The Final DHS Rule On Passport Requirements For Land And Sea Crossings Under The Western Hemisphere Travel Initiative (WHTI)
[The U.S. Department of Homeland Security (DHS) Thursday published its final rule on implementation of new passport and documentation rules for land and sea crossings at U.S. borders, under the Western Hemisphere Travel Initiative (WHTI). Sen. Patrick Leahy (D-Vt.) is the principal author (with Sen. Ted Stevens, R-Alaska) of a law enacted in December that mandates postponement of passport requirements from January 31, 2008 to June 1, 2009, or until seven conditions in the Leahy-Stevens Amendment are certified as being met -- whichever comes later. The amendment was added to the DHS Appropriations section of the recently enacted omnibus appropriations act. Leahy, who chairs the Senate Judiciary Committee, has set a hearing on DHS oversight with Secretary Michael Chertoff for next Wednesday, April 2. Leahy’s comments follow:]
The good news is that the Bush Administration will not fight the new law that moves the passport requirement to next year. The bad news is that there is little reason to believe DHS will be ready even then.
Unfortunately, for DHS this rule does not signal a change of attitude but only a grudging acknowledgement that Congress meant what it said when it postponed the passport requirement.

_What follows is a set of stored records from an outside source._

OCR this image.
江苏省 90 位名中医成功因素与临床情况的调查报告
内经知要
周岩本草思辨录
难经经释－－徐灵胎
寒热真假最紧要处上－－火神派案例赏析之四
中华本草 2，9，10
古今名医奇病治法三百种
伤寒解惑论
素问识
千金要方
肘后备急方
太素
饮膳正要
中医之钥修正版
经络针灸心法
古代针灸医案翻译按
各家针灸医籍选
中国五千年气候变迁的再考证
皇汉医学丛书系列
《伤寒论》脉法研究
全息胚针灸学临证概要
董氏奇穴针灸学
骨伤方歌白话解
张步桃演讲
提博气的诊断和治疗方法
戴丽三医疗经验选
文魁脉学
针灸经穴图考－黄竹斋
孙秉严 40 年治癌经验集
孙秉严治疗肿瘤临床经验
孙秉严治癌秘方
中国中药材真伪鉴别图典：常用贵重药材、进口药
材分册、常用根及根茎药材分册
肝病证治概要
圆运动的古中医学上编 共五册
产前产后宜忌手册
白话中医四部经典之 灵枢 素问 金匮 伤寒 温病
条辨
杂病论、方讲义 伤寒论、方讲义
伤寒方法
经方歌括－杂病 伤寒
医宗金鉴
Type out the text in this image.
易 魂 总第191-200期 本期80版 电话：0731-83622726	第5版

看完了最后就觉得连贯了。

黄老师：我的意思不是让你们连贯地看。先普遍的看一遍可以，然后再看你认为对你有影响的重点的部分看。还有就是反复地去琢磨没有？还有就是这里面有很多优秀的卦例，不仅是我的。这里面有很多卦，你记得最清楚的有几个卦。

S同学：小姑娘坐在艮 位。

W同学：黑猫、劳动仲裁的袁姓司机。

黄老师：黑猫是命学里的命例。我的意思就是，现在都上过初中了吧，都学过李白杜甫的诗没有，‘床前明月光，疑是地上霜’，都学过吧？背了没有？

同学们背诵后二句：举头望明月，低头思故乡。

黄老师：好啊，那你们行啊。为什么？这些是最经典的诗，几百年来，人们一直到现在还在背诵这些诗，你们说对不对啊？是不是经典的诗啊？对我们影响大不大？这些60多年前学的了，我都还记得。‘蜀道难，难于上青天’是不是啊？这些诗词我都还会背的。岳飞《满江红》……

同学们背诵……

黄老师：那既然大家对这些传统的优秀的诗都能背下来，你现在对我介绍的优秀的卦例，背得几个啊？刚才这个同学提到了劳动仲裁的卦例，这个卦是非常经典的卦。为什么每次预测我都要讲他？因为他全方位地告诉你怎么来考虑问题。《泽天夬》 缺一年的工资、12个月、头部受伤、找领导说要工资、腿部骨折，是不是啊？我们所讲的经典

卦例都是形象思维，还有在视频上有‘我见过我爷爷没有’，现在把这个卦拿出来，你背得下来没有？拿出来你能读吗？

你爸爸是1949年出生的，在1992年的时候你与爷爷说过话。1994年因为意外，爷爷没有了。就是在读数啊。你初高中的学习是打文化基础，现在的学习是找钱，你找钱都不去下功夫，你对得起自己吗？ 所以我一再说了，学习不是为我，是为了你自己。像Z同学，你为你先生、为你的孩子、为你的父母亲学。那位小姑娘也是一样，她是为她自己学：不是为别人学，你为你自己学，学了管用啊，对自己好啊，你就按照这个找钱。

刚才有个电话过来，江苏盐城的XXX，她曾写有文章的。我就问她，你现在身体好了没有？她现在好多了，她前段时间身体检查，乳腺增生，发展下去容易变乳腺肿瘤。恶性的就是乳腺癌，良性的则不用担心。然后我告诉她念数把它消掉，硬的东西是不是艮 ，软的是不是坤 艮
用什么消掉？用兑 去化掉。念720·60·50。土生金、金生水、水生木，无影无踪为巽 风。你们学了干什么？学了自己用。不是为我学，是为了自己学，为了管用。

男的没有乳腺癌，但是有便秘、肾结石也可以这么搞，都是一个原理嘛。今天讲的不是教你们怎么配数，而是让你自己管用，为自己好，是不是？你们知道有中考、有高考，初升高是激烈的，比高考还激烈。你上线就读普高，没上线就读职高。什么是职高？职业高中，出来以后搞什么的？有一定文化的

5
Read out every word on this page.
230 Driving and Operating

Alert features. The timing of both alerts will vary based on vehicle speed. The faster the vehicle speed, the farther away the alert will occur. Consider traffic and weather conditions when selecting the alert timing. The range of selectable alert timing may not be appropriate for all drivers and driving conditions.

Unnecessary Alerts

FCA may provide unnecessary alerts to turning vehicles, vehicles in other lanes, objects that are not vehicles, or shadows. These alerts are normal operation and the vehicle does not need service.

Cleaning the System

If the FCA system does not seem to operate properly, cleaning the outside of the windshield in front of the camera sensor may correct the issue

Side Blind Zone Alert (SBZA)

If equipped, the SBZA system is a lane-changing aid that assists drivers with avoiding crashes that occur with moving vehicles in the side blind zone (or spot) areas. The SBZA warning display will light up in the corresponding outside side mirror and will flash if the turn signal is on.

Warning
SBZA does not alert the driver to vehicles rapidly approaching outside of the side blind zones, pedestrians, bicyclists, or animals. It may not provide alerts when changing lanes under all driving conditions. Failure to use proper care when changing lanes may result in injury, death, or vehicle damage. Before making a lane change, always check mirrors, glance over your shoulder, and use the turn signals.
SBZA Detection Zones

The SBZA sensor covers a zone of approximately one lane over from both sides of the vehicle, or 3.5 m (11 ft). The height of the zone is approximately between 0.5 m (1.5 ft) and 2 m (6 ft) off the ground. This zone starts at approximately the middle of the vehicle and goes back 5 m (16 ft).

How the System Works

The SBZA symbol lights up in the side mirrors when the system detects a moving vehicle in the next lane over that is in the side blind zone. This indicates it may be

Our new law prevents DHS from imposing a new passport requirement on our borders until there is more preparation. DHS now says it will not fight the extra time Congress ordered to help them get ready. But they still have given the American people no reason to believe they will meet the readiness conditions in the new law.
The Homeland Security Department’s record does not instill confidence in how they will handle the remaining steps in implementing WHTI. There is no indication that they will be ready with the appropriate technology infrastructure at our borders to handle new documents. There is no reason to believe border upgrades will be ready. There is no signal they will reconsider using problematic RFID technology that poses security and privacy concerns. There is no assurance that they will have enough time to hire and train the border agents who will be needed to implement the passport requirement. And there is no reason to believe that adequate consultations with Canada are underway, even now.
In DHS’s hands, WHTI is not an advance in security but smoke and mirrors with little real benefit and the potential for a great deal of collateral damage to our economy. With billions of U.S. exports to Canada at stake and troubling economic times upon us, continuing uncertainty is the last thing American producers and our potential Canadian customers need right now.
We will hope for the best as DHS implements this rule, and we will welcome any promising signs. But experience with DHS has cautioned us to watch closely, and to be ready to step in as needed.